In our previous post, we talked about the importance of dropping the word “diet” and replacing it with the word “lifestyle.”
Now, let’s start learning more about some habits for a healthy lifestyle.
First, we want to tackle something we get questions about a lot: macronutrients.
Contrary to prior belief, counting macros is no longer just for athletes and bodybuilders. A lot of people have begun monitoring their macronutrients to help gain a better understanding of portion control and balanced eating.
In fact, if you want to start counting macros, the good news is that it’s fairly simple.
So, what are macros?
The foods you eat contain nutrients that give your body energy. These nutrients are categorized as macronutrients and micronutrients.
Micronutrients are the vitamins and minerals found in the food you eat. Your body only needs micronutrients in small amounts.
On the other hand, macronutrients are the three types of nutrients that give your body the most energy: carbohydrates, protein, and fat. But not all macronutrients are created equal.
For an obvious example, when choosing a carbohydrate option, a bowl of oatmeal would be a healthier choice than a donut. Technically, both are carbohydrates, but your body isn’t going to respond the same. You get the idea.

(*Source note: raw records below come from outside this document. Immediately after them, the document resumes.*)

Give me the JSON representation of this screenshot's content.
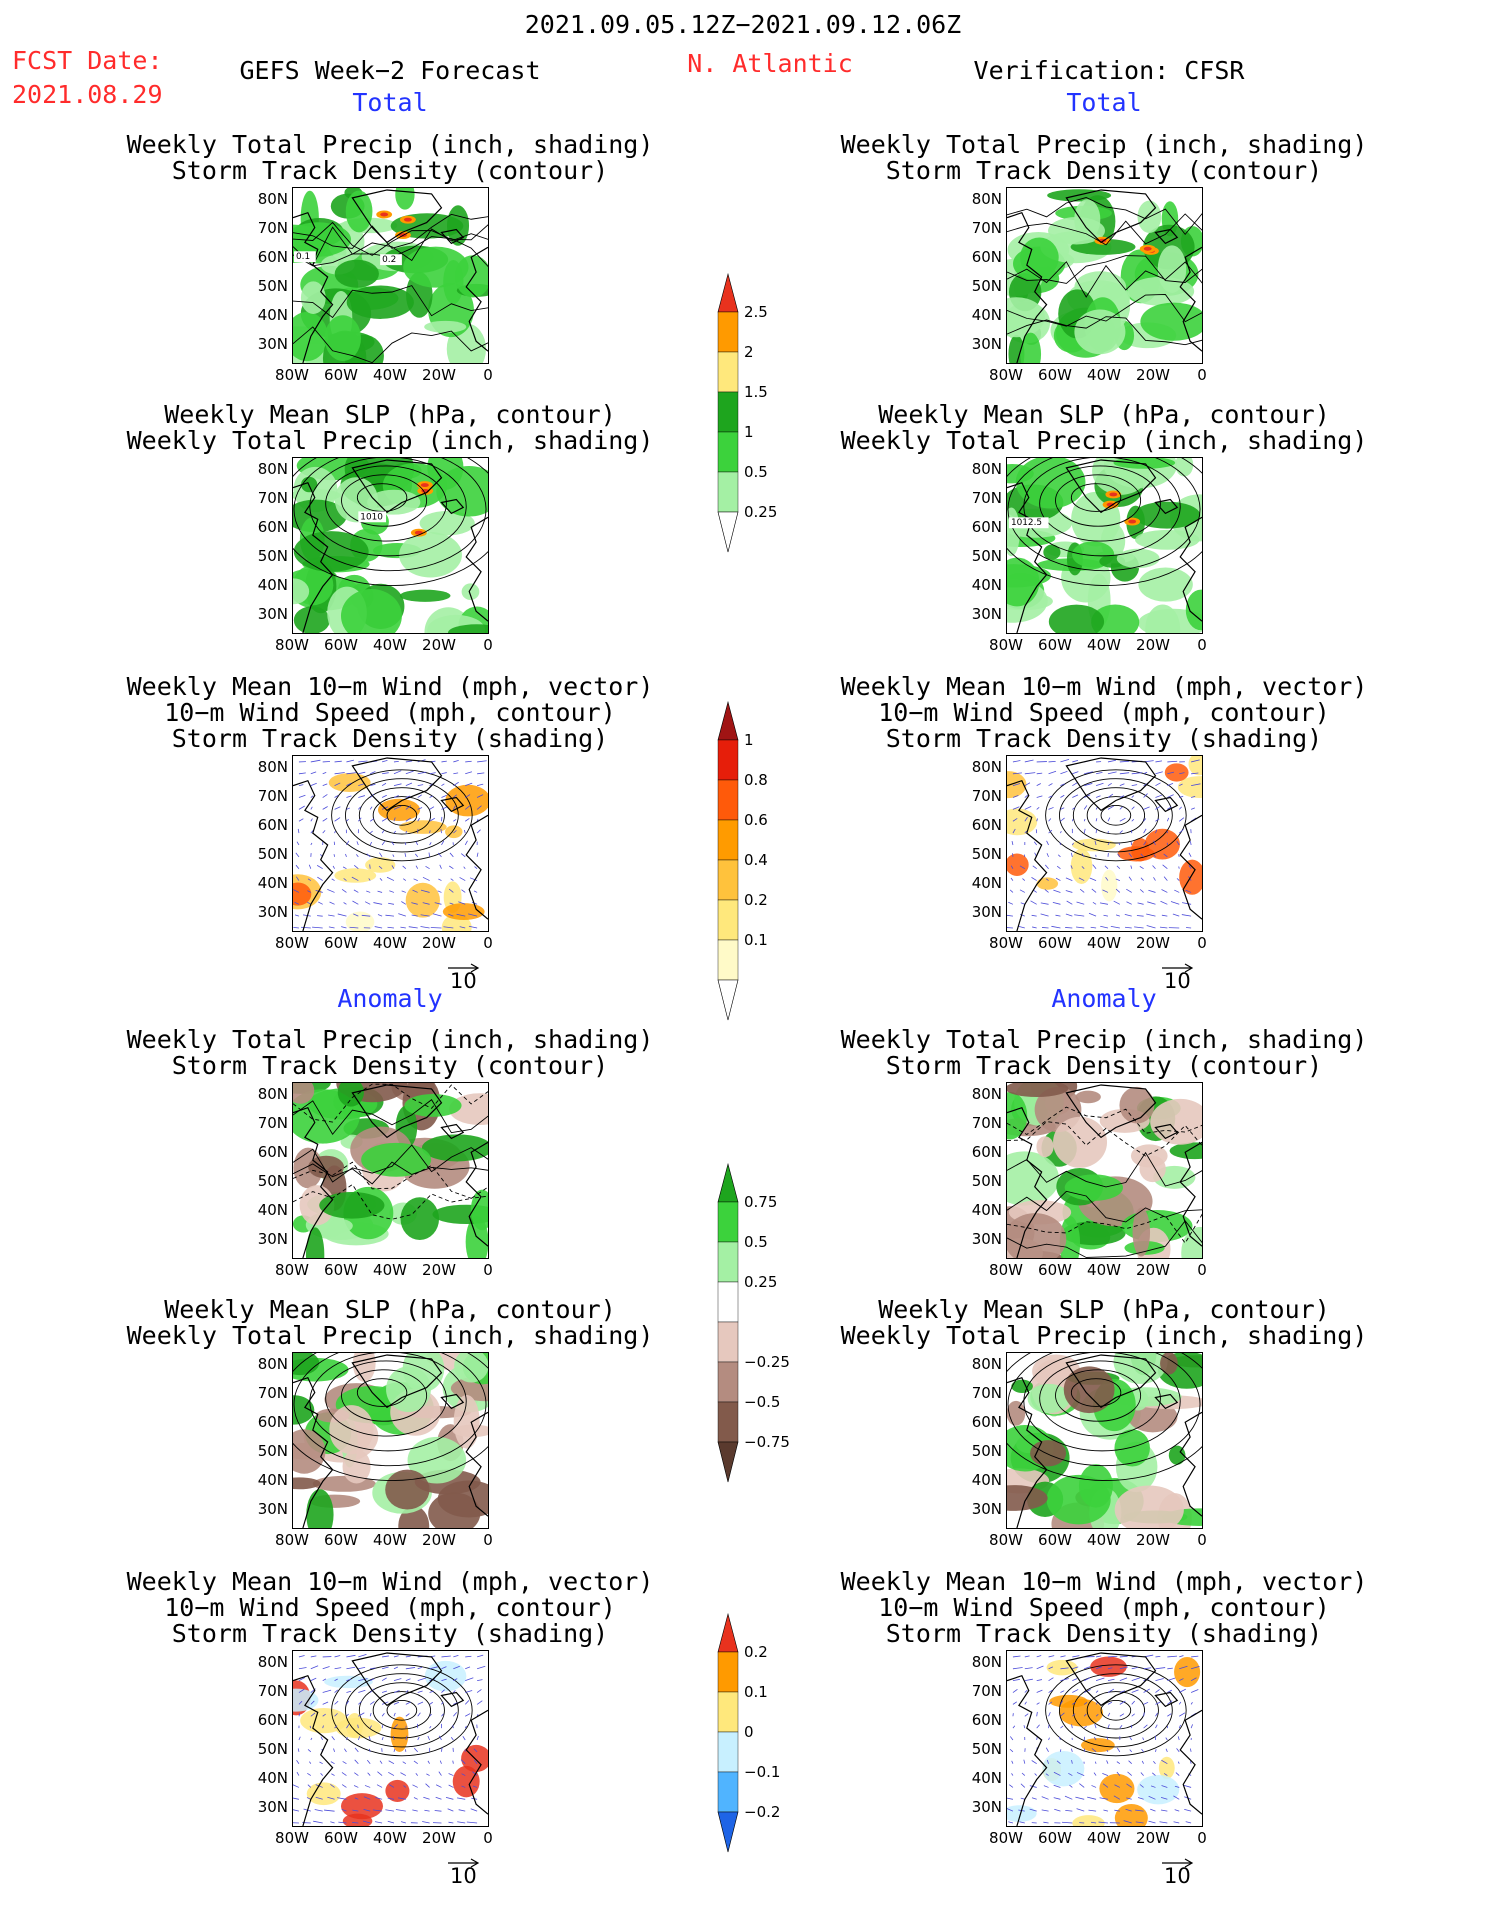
{
  "header": {
    "date_range": "2021.09.05.12Z−2021.09.12.06Z",
    "fcst_label": "FCST Date:",
    "fcst_date": "2021.08.29",
    "left_title": "GEFS Week−2 Forecast",
    "region": "N. Atlantic",
    "right_title": "Verification: CFSR",
    "total": "Total",
    "anomaly": "Anomaly"
  },
  "titles": {
    "precip_track": [
      "Weekly Total Precip (inch, shading)",
      "Storm Track Density (contour)"
    ],
    "slp_precip": [
      "Weekly Mean SLP (hPa, contour)",
      "Weekly Total Precip (inch, shading)"
    ],
    "wind_track": [
      "Weekly Mean 10−m Wind (mph, vector)",
      "10−m Wind Speed (mph, contour)",
      "Storm Track Density (shading)"
    ]
  },
  "axes": {
    "lat_ticks": [
      "80N",
      "70N",
      "60N",
      "50N",
      "40N",
      "30N"
    ],
    "lon_ticks": [
      "80W",
      "60W",
      "40W",
      "20W",
      "0"
    ]
  },
  "vector_ref": "10",
  "contour_labels": {
    "fcst_track": [
      "0.1",
      "0.2"
    ],
    "fcst_slp": "1010",
    "cfsr_slp": "1012.5"
  },
  "colorbars": {
    "precip_total": {
      "labels": [
        "2.5",
        "2",
        "1.5",
        "1",
        "0.5",
        "0.25"
      ],
      "colors": [
        "#e8321e",
        "#ff9a00",
        "#ffe87c",
        "#1ea51e",
        "#3cd23c",
        "#a4f0a4",
        "#ffffff"
      ]
    },
    "track_total": {
      "labels": [
        "1",
        "0.8",
        "0.6",
        "0.4",
        "0.2",
        "0.1"
      ],
      "colors": [
        "#a01414",
        "#e61e0a",
        "#ff5a0a",
        "#ff9b00",
        "#ffc23c",
        "#ffe87c",
        "#fffac8",
        "#ffffff"
      ]
    },
    "precip_anom": {
      "labels": [
        "0.75",
        "0.5",
        "0.25",
        "−0.25",
        "−0.5",
        "−0.75"
      ],
      "colors": [
        "#1ea51e",
        "#3cd23c",
        "#a4f0a4",
        "#ffffff",
        "#e6c8be",
        "#b48c80",
        "#825a4b",
        "#5a3a2e"
      ]
    },
    "track_anom": {
      "labels": [
        "0.2",
        "0.1",
        "0",
        "−0.1",
        "−0.2"
      ],
      "colors": [
        "#e8321e",
        "#ff9a00",
        "#ffe87c",
        "#c8f0ff",
        "#50b4ff",
        "#1e64e6"
      ]
    }
  },
  "chart_data": [
    {
      "type": "heatmap",
      "title": "Weekly Total Precip (inch, shading) / Storm Track Density (contour)",
      "panel": "GEFS Week-2 Forecast Total",
      "xlabel": "",
      "ylabel": "",
      "levels": [
        0.25,
        0.5,
        1,
        1.5,
        2,
        2.5
      ],
      "contour_labels": [
        "0.1",
        "0.2"
      ]
    },
    {
      "type": "heatmap",
      "title": "Weekly Mean SLP (hPa, contour) / Weekly Total Precip (inch, shading)",
      "panel": "GEFS Week-2 Forecast Total",
      "levels": [
        0.25,
        0.5,
        1,
        1.5,
        2,
        2.5
      ],
      "contour_labels": [
        "1010"
      ]
    },
    {
      "type": "heatmap",
      "title": "Weekly Mean 10-m Wind (mph, vector) / 10-m Wind Speed (mph, contour) / Storm Track Density (shading)",
      "panel": "GEFS Week-2 Forecast Total",
      "levels": [
        0.1,
        0.2,
        0.4,
        0.6,
        0.8,
        1
      ],
      "vector_ref": 10
    },
    {
      "type": "heatmap",
      "title": "Weekly Total Precip (inch, shading) / Storm Track Density (contour)",
      "panel": "Verification: CFSR Total",
      "levels": [
        0.25,
        0.5,
        1,
        1.5,
        2,
        2.5
      ]
    },
    {
      "type": "heatmap",
      "title": "Weekly Mean SLP (hPa, contour) / Weekly Total Precip (inch, shading)",
      "panel": "Verification: CFSR Total",
      "levels": [
        0.25,
        0.5,
        1,
        1.5,
        2,
        2.5
      ],
      "contour_labels": [
        "1012.5"
      ]
    },
    {
      "type": "heatmap",
      "title": "Weekly Mean 10-m Wind (mph, vector) / 10-m Wind Speed (mph, contour) / Storm Track Density (shading)",
      "panel": "Verification: CFSR Total",
      "levels": [
        0.1,
        0.2,
        0.4,
        0.6,
        0.8,
        1
      ],
      "vector_ref": 10
    },
    {
      "type": "heatmap",
      "title": "Weekly Total Precip (inch, shading) / Storm Track Density (contour)",
      "panel": "GEFS Week-2 Forecast Anomaly",
      "levels": [
        -0.75,
        -0.5,
        -0.25,
        0.25,
        0.5,
        0.75
      ]
    },
    {
      "type": "heatmap",
      "title": "Weekly Mean SLP (hPa, contour) / Weekly Total Precip (inch, shading)",
      "panel": "GEFS Week-2 Forecast Anomaly",
      "levels": [
        -0.75,
        -0.5,
        -0.25,
        0.25,
        0.5,
        0.75
      ]
    },
    {
      "type": "heatmap",
      "title": "Weekly Mean 10-m Wind (mph, vector) / 10-m Wind Speed (mph, contour) / Storm Track Density (shading)",
      "panel": "GEFS Week-2 Forecast Anomaly",
      "levels": [
        -0.2,
        -0.1,
        0,
        0.1,
        0.2
      ],
      "vector_ref": 10
    },
    {
      "type": "heatmap",
      "title": "Weekly Total Precip (inch, shading) / Storm Track Density (contour)",
      "panel": "Verification: CFSR Anomaly",
      "levels": [
        -0.75,
        -0.5,
        -0.25,
        0.25,
        0.5,
        0.75
      ]
    },
    {
      "type": "heatmap",
      "title": "Weekly Mean SLP (hPa, contour) / Weekly Total Precip (inch, shading)",
      "panel": "Verification: CFSR Anomaly",
      "levels": [
        -0.75,
        -0.5,
        -0.25,
        0.25,
        0.5,
        0.75
      ]
    },
    {
      "type": "heatmap",
      "title": "Weekly Mean 10-m Wind (mph, vector) / 10-m Wind Speed (mph, contour) / Storm Track Density (shading)",
      "panel": "Verification: CFSR Anomaly",
      "levels": [
        -0.2,
        -0.1,
        0,
        0.1,
        0.2
      ],
      "vector_ref": 10
    }
  ]
}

Here are some examples of healthy choices in each macronutrient category:
- Carbohydrates: leafy greens and other vegetables, whole grains, fresh fruit and berries
- Proteins: lean red meat, poultry, white fish, eggs
- Fats: olive oil, avocado, almonds, almond butter
When it comes to tracking your macronutrients, it’s important to remember that ratios are not one-size-fits-all and can be customized to support any fitness goal.

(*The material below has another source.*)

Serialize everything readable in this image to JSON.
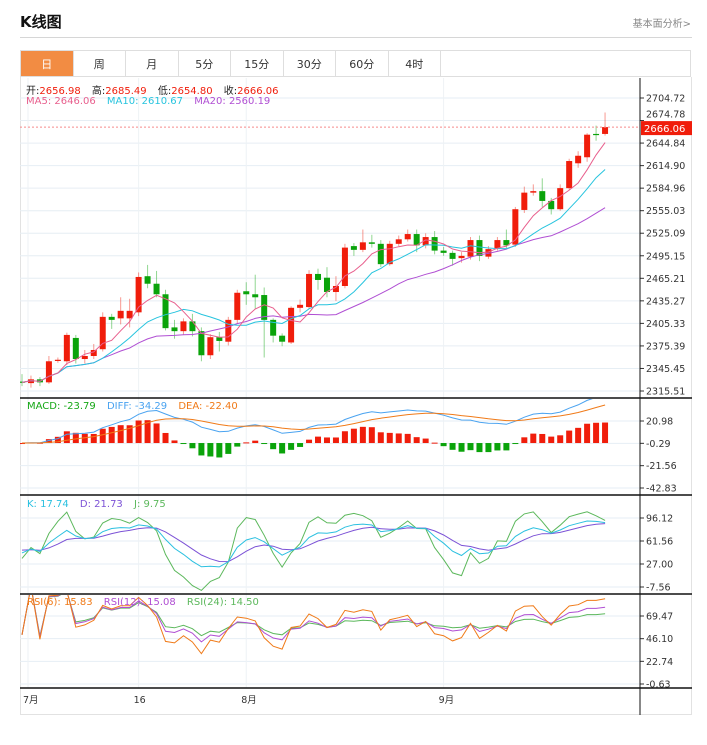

First, you have to start by determining your macronutrient ratio. These numbers depend on several factors including your goals, age, and activity level. A sedentary male or female with a goal to lose fat will have a different macronutrient ratio than a highly active male or female with similar goals.
Here is a good baseline to start with:
- If you exercise an hour or less daily: 30% protein, 40% carbohydrates, 30% fat.
- If you exercise for one to two hours daily: 30% protein, 45%carbs, 25% fat.
- If you exercise for more than two hours daily, we suggest that you consult a certified sports dietician. Higher physical output requires more personalization and monitoring.
Now, to figure out the actual number of macros you need in grams and how to keep track of them:
- Determine how many calories you need to eat daily. Similar to figuring out your macronutrient ratios, determining your daily caloric needs requires data such as your age, weight and activity level. Use an online calculator to help you find your calorie sweet spot no matter what your goal.
- Now, add up your macros. It’s time to figure out exactly how many grams of protein, carbohydrates, and fat you need to consume on a daily basis. Luckily, there’s a calculator for everything. Just do a simple Google search for a macro calculator.
- Now that you have your macronutrient needs down, you will need to keep track of your daily intake of protein, carbs, and fat so you can start gaining a better understanding of portions, etc. Food tracker apps make counting macros quick and simple. We love the free version of MyFitnessPal. Not only does it make tracking easy with its barcode scan feature, but it’s also available for both Android and iPhone.
The thing to remember is that you are not destined to be counting your macros forever – unless you want to.
Instead, try it for a month. By doing so, you will start getting a better visual understanding of what healthy, balanced portions look like.
That sounds like a healthy lifestyle to us.